News you can use

Hingham celebrates one hundred years

One hundred years in the making, Hingham celebrated itself and remembered its roots over the weekend.

Coming home for the celebration was tinged with sadness for Cindy Keaster, who grew up in Hingham and moved away before finishing high school. Now she lives in Belt.

Seeing all of the changes to the town was kind of sad, she said. "Sad that I've lost touch with so many people."

Kathy Preeshl agreed that the town has changed. She remembered walking along the street to school and popping in and out of businesses to keep warm in the winter. Now most of those buildings are gone.

Many of the homesteader families remain, though, said Preeshl, who now lives in Gildford, and that it was neat to look at the family histories and photographs.

"The whole town has changed over the years," Virgil Jurenka said, remembering businesses, the school and people no longer in it.

"The only opportunity for the young people here is just their parents who own a farm," said Jurenka, who grew up in Hingham and now lives north of Rudyard.

Two of his children farm north of Hingham, while a third son moved to Washington state where he is an engineer.

Some oppor tuni t ies were i n Montana, Paul Jurenka said, but there were more in Washington.

Although he has been there 21 years, he said he could see himself moving back to the a town like Hingham.

People, like Paul who have moved away, returned in droves to the celebration that included birthday cake, food vendors, piano and dance recitals, barbecues and lots of memory sharing.

"It's just a good community spirit," said Martha Jurenka, Virgil's wife.

Roberta Hovland is another person who moved away from the area. She lived in numerous places before settling in Long Beach, Calif.

Her family moved to Hingham in 1928 for her father to run the farmers' cooperative grain elevator.

She pointed herself out in a basketball photograph during a slideshow of snapshots of a vibrant and tight-knit town through the years.

As far as she knows, all of Hovland's classmates from 1939 are deceased, and most of her family is gone.

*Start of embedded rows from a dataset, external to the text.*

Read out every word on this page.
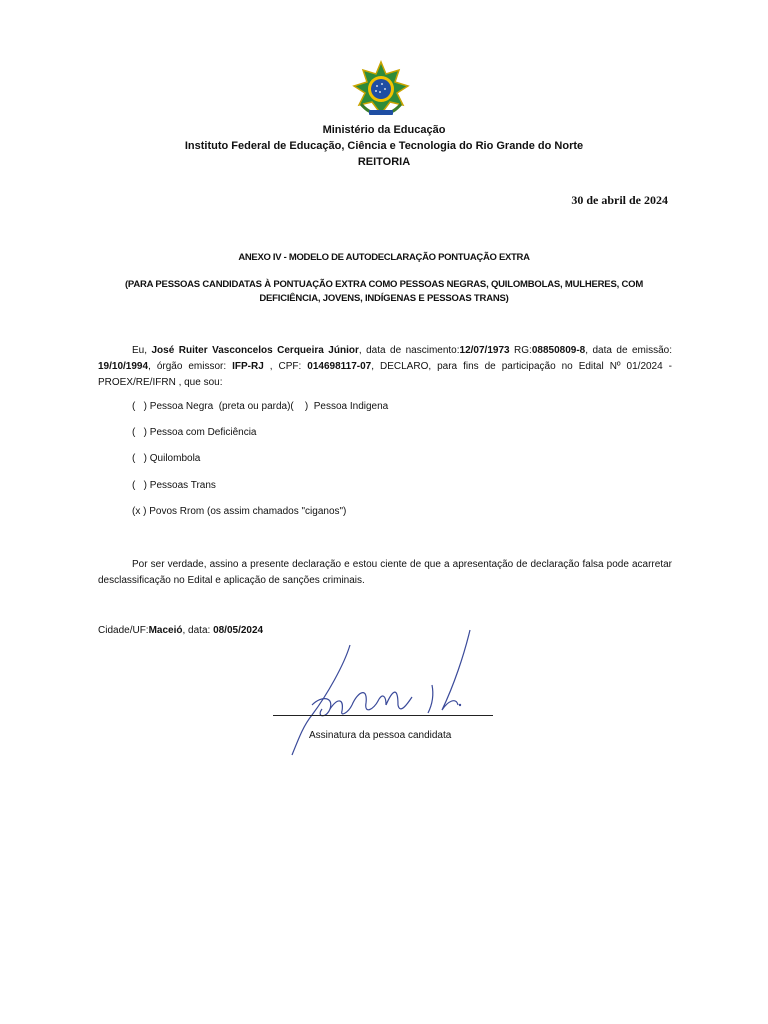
Ministério da Educação
Instituto Federal de Educação, Ciência e Tecnologia do Rio Grande do Norte
REITORIA
30 de abril de 2024
ANEXO IV - MODELO DE AUTODECLARAÇÃO PONTUAÇÃO EXTRA
(PARA PESSOAS CANDIDATAS À PONTUAÇÃO EXTRA COMO PESSOAS NEGRAS, QUILOMBOLAS, MULHERES, COM DEFICIÊNCIA, JOVENS, INDÍGENAS E PESSOAS TRANS)
Eu, José Ruiter Vasconcelos Cerqueira Júnior, data de nascimento:12/07/1973 RG:08850809-8, data de emissão: 19/10/1994, órgão emissor: IFP-RJ , CPF: 014698117-07, DECLARO, para fins de participação no Edital Nº 01/2024 - PROEX/RE/IFRN , que sou:
(   ) Pessoa Negra  (preta ou parda)(    )  Pessoa Indigena
(   ) Pessoa com Deficiência
(   ) Quilombola
(   ) Pessoas Trans
(x ) Povos Rrom (os assim chamados "ciganos")
Por ser verdade, assino a presente declaração e estou ciente de que a apresentação de declaração falsa pode acarretar desclassificação no Edital e aplicação de sanções criminais.
Cidade/UF:Maceió, data: 08/05/2024
Assinatura da pessoa candidata
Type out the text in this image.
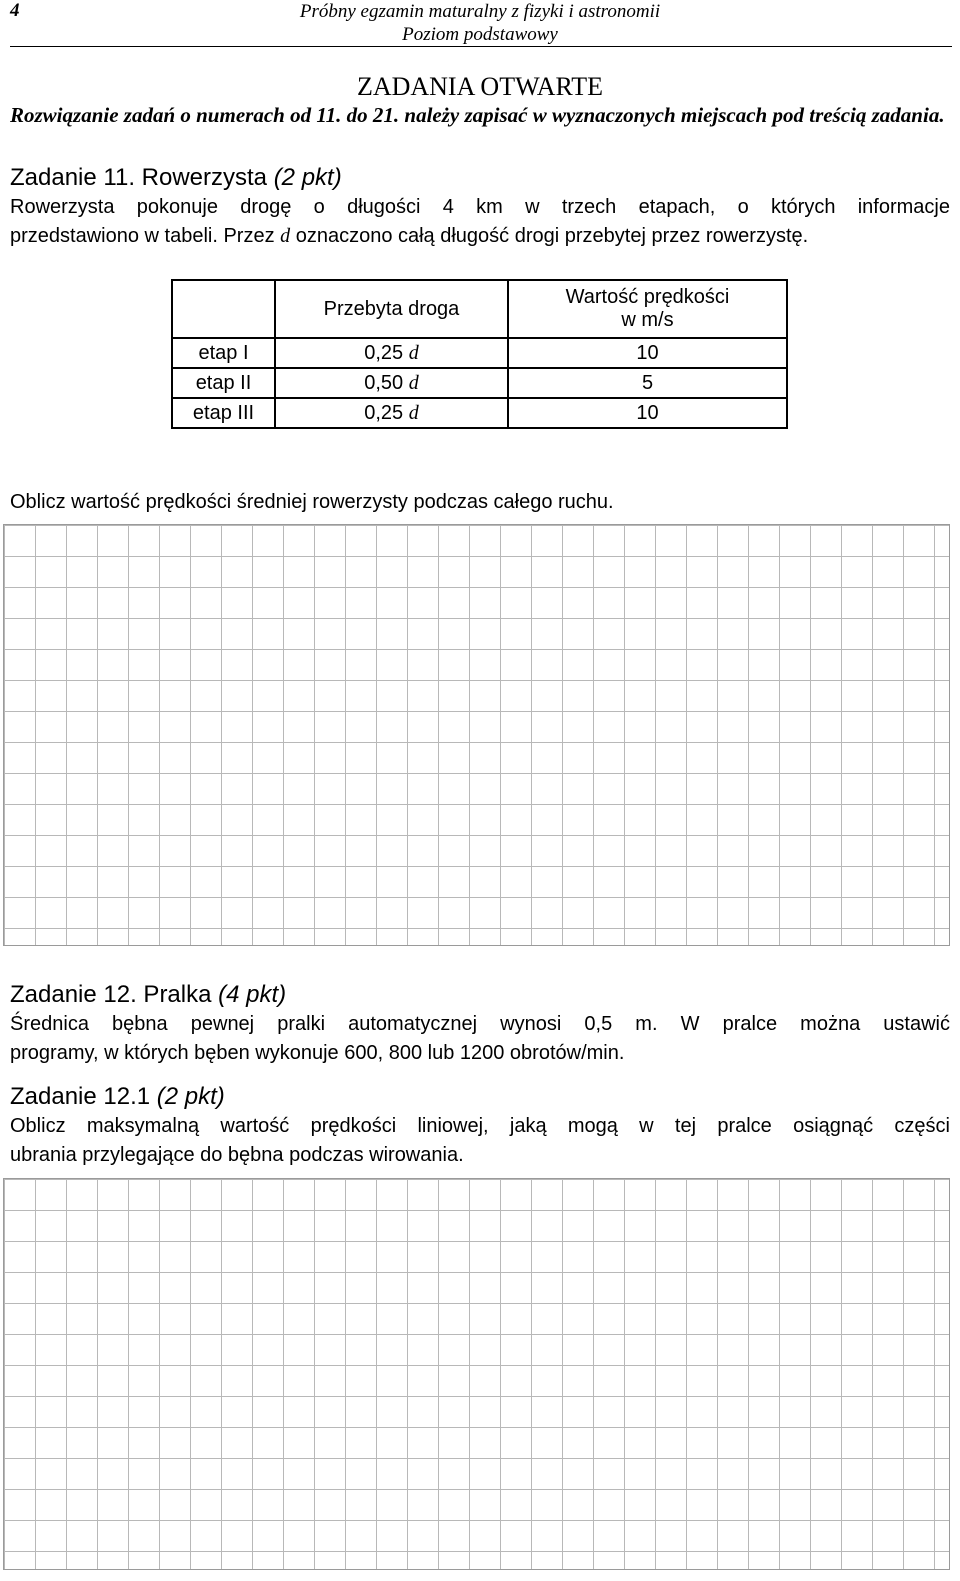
4	Próbny egzamin maturalny z fizyki i astronomii
Poziom podstawowy
ZADANIA OTWARTE
Rozwiązanie zadań o numerach od 11. do 21. należy zapisać w wyznaczonych miejscach pod treścią zadania.
Zadanie 11. Rowerzysta (2 pkt)
Rowerzysta pokonuje drogę o długości 4 km w trzech etapach, o których informacje
przedstawiono w tabeli. Przez d oznaczono całą długość drogi przebytej przez rowerzystę.
	Przebyta droga	Wartość prędkości
w m/s

etap I	0,25 d	10
etap II	0,50 d	5
etap III	0,25 d	10
Oblicz wartość prędkości średniej rowerzysty podczas całego ruchu.
Zadanie 12. Pralka (4 pkt)
Średnica bębna pewnej pralki automatycznej wynosi 0,5 m. W pralce można ustawić
programy, w których bęben wykonuje 600, 800 lub 1200 obrotów/min.
Zadanie 12.1 (2 pkt)
Oblicz maksymalną wartość prędkości liniowej, jaką mogą w tej pralce osiągnąć części
ubrania przylegające do bębna podczas wirowania.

She rattled off their names while painting a verbal picture of the town from the '30s and '40s.

"It just seems like we knew everybody, and everyone got along very well," she said.

The town has changed much since then, and many of the scenes from the slideshow no longer exist.

The photos showed friends and family at a fair, first wagons and then cars at the grain elevator, victorious sports teams and local businesses.

"I love the park, but gosh I miss the bandstand," she said.

Despite the changes, she wasn't nostalgic.

"I just remember the wonderful times," she said.